I’m thinking about giving Ipfire another try, but I was curious about the Static Routes option, because I remember that I was unable to connect to the internet with my Ipfire firewall/router until I just added (via the WUI) a Static Route to a range of IP addresses that, I think, must have included the gateway address from my ISP/fiber.
The ISPs here should be using DHCP. I don’t think that I checked any RED logs to see what was going on at the time, unfortunately. (Home network.)
My main concern: Does it make any sense that I was able to connect to the internet with the static route, but not with the standard setup? Is it a bad idea? I don’t know exactly how the static route works: am I sharing my entire GREEN & BLUE network with the WAN and the world, bypassing the firewall, or something like that?

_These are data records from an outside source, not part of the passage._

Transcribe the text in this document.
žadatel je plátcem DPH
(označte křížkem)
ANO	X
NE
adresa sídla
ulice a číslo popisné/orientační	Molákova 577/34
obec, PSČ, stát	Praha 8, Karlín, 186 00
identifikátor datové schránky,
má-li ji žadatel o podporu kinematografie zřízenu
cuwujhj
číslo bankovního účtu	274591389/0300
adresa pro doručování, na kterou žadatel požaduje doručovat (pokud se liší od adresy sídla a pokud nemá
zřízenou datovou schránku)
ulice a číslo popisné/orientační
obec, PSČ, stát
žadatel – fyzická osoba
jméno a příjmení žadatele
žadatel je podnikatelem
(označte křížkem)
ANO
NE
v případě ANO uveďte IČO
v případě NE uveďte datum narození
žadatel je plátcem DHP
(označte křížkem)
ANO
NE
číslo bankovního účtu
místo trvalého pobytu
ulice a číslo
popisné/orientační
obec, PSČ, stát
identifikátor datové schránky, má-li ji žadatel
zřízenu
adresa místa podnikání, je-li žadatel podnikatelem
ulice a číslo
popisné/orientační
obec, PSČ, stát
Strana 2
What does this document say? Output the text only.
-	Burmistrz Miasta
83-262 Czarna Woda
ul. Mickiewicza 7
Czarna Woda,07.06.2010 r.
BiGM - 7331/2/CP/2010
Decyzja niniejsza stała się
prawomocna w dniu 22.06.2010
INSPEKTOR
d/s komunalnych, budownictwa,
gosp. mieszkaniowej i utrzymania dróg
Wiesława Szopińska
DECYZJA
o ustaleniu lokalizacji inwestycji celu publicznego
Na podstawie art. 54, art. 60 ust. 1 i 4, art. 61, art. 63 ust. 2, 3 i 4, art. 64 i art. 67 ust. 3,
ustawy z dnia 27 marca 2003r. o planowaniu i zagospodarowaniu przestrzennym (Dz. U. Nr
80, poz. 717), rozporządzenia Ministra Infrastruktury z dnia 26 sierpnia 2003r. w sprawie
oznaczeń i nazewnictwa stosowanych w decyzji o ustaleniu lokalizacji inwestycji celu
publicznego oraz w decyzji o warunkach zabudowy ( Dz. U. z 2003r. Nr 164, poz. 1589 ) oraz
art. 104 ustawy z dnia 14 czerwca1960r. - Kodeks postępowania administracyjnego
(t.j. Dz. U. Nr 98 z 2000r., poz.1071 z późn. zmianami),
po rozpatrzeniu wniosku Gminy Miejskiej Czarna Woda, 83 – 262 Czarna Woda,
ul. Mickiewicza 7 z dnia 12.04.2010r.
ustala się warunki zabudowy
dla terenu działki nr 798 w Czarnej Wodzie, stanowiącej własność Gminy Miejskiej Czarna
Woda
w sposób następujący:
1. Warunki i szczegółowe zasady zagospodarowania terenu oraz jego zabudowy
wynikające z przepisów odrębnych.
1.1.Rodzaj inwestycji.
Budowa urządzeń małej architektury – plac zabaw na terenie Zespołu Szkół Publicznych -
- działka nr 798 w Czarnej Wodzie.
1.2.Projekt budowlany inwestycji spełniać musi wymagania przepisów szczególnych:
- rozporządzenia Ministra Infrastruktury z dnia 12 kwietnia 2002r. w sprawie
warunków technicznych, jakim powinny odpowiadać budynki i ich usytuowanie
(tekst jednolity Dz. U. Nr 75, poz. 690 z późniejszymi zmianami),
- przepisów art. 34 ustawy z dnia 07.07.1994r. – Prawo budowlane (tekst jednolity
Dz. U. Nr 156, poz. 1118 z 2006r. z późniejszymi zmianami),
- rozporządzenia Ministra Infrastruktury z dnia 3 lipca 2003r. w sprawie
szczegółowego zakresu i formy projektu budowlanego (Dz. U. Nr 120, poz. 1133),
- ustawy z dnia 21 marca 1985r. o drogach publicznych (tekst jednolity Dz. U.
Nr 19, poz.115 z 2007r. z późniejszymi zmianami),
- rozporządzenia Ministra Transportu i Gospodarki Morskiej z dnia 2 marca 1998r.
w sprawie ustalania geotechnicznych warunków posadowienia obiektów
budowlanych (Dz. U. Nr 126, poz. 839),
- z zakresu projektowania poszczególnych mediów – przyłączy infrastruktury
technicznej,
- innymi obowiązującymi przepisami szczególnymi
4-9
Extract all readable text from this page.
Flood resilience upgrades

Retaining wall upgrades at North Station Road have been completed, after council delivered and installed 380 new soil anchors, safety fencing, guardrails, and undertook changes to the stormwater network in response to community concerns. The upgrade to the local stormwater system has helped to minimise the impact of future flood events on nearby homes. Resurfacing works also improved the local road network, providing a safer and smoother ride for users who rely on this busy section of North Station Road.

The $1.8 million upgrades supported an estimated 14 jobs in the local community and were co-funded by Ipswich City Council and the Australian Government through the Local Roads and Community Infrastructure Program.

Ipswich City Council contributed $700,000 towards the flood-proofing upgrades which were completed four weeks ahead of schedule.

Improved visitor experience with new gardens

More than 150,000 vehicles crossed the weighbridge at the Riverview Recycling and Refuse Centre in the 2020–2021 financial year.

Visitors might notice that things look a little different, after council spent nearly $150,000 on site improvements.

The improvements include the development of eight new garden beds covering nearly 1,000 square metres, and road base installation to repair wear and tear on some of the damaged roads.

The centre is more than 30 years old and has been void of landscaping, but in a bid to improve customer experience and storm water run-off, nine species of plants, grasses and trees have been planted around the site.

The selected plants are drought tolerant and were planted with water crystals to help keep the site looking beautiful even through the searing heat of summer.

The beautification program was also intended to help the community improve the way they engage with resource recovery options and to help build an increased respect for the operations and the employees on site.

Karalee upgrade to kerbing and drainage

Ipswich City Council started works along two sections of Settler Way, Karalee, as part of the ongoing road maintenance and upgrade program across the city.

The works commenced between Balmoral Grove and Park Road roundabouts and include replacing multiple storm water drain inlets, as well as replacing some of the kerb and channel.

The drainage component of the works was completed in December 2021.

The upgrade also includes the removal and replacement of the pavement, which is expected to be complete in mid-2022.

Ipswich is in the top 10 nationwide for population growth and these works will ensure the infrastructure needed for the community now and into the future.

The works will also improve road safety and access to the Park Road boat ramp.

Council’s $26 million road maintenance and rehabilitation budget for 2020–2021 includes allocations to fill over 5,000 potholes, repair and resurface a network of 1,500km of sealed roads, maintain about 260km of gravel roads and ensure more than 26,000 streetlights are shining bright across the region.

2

I’m now aware that some ISPs won’t connect to the internet until the MAC used by RED has been connected for some time, but I’m still sure it needed that static route.
Here’s the documentation for Static Routes:
The example shows a static route to a local IP address, so I wasn’t very confident about using this setting for the external connection to the internet…
Ok, thanks. I’ll try to get an internet connection with the regular setup procedure, and I’ll check DNS is ok. The “Static Routes” in the WUI just seemed a bit obscure and perhaps not meant to ever be used in this way: *do you think specifying an IP range that covers the gateway here might break the firewall, create a security nightmare, or something like that?
Would you ever expect adding a gateway IP in the “setup for a DHCP IP address for the RED interface” (initial setup) to be required? I must have tried that before I tested adding the IP range as the static route…
In IPfires The importance of a functional DNS with DNSSEC.
Can not be under stated. That this is a core feature.
Without DNSSEC Getting to the WWW (RED zone) is not going to happen… This should be the First thing you do after you log in to the WUI.
It is recommended to use more than one DNS server.
In your Domain Name System.
I don’t think it is good idea to set an ‘own’ gateway address in a DHCP connection.
DHCP is a protocol to supply a client with the informations valid in network attached to the NIC.
In the local network we demand, that the clients use the network info distributed by IPFire using dhcpd. This allows definition of effective policies.
Why should an IPFire system violate this rule in the client role on the WAN side?